Jerzy Zacharko od samego początku kampanii obecnemu burmistrzowi wytyka liczne błędy i zaniechania. Według niego jednym z najważniejszych problemów jest dostępność Zakopanego – dojazd do stolicy Tatr. Tutaj zaprzepaszczono szansę gdy były projekty i pieniądze na modernizację zakopianki.

 

Zacharko podkreśla, że zrównoważony rozwój to podstawa. Tymczasem według niego często centrum miasta jest remontowane i modernizowane kosztem dzielnic peryferyjnych.
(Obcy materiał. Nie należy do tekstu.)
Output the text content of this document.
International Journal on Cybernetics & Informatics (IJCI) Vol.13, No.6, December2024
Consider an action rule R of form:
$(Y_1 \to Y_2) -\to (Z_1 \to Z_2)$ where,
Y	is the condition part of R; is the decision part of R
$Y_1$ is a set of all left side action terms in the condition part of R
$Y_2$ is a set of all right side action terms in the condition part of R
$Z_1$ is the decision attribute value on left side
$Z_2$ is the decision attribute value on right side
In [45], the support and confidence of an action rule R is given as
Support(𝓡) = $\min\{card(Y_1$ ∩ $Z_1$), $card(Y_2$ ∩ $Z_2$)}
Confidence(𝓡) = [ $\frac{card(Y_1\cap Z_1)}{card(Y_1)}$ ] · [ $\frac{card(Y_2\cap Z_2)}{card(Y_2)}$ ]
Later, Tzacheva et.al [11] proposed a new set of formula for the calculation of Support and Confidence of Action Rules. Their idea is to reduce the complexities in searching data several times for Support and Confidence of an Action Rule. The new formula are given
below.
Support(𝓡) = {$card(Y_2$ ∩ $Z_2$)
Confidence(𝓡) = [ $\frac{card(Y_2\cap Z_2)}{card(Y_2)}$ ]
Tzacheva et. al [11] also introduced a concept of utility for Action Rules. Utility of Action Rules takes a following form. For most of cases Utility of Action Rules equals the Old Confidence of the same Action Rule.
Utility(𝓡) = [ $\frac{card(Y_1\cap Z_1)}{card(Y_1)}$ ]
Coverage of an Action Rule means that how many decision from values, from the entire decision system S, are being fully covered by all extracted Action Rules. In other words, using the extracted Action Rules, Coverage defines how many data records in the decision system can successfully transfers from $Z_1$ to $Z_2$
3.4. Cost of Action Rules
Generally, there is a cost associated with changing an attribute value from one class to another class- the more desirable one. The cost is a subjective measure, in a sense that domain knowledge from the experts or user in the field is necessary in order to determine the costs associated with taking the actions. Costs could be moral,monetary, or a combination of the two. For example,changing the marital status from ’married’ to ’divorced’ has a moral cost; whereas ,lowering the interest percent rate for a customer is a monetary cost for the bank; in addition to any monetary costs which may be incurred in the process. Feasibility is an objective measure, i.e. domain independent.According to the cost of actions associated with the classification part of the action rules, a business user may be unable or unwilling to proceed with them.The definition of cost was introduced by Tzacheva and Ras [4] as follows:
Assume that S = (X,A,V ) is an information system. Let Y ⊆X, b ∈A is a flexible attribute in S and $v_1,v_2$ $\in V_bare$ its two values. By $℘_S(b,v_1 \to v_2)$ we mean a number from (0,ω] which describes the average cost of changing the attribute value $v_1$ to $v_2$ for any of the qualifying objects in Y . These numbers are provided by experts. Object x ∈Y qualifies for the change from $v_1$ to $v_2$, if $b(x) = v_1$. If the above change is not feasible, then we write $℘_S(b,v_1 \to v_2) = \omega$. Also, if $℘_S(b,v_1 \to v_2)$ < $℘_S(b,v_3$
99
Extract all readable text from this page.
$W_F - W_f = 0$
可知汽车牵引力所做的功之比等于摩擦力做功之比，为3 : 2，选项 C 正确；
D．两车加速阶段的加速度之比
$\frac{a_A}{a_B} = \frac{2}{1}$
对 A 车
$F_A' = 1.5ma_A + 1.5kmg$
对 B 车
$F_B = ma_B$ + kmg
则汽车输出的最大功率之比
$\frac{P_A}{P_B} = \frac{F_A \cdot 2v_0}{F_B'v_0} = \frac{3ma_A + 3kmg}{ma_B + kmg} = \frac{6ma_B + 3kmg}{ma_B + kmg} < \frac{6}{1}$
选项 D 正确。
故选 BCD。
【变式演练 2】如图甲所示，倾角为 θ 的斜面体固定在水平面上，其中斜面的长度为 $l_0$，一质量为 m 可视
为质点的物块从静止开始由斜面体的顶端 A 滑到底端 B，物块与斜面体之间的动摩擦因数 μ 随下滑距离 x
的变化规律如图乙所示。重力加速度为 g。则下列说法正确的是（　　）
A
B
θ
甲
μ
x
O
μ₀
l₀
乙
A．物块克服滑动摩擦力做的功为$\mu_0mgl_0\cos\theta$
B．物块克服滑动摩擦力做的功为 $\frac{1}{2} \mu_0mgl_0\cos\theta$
A przecież i tam mieszkają zakopiańczycy. Warto również pamiętać o tym, że trzeba dbać o możliwość rozwoju tak dużych biznesów jak i małych rodzinnych firm, których pod Tatrami jest przecież najwięcej. Jerzy Zacharko zwraca również uwagę na niefrasobliwość w wydatkach miasta w ostatniej kadencji.

 

Jako przykład podaje rewitalizację parku miejskiego. Umowa z Marszałkiem Małopolski była jasna – województwo da 2/3 kosztów. Problem w tym że inwestycję niedoszacowano i zamiast 7 mln do których miasto dostało dofinansowanie park i Plac Niepodległości kosztował 17 mln. - Trzeba też zadać pytanie czy Zakopanemu najbardziej potrzebny jest park? - pyta Jerzy Zacharko.

 

Kandydat na burmistrza wskazuje również, że prywatyzację Polskich Kolei Linowych. - Rada zgodziła się na prywatyzację przez spółkę samorządową o ile ta będzie mieć decydujący głos w sprawach strategicznych dla spółki. Teraz jednak okazało się, że 99 procent w PKG ma spółka z Luksemburga. Inne priorytety to mieszkania komunalne, których pod Tatrami gmina powinna budować więcej – to obowiązek samorządu wobec tych mieszkańców, których nie stać na kupno czy wynajem lokalu na wolnym rynku.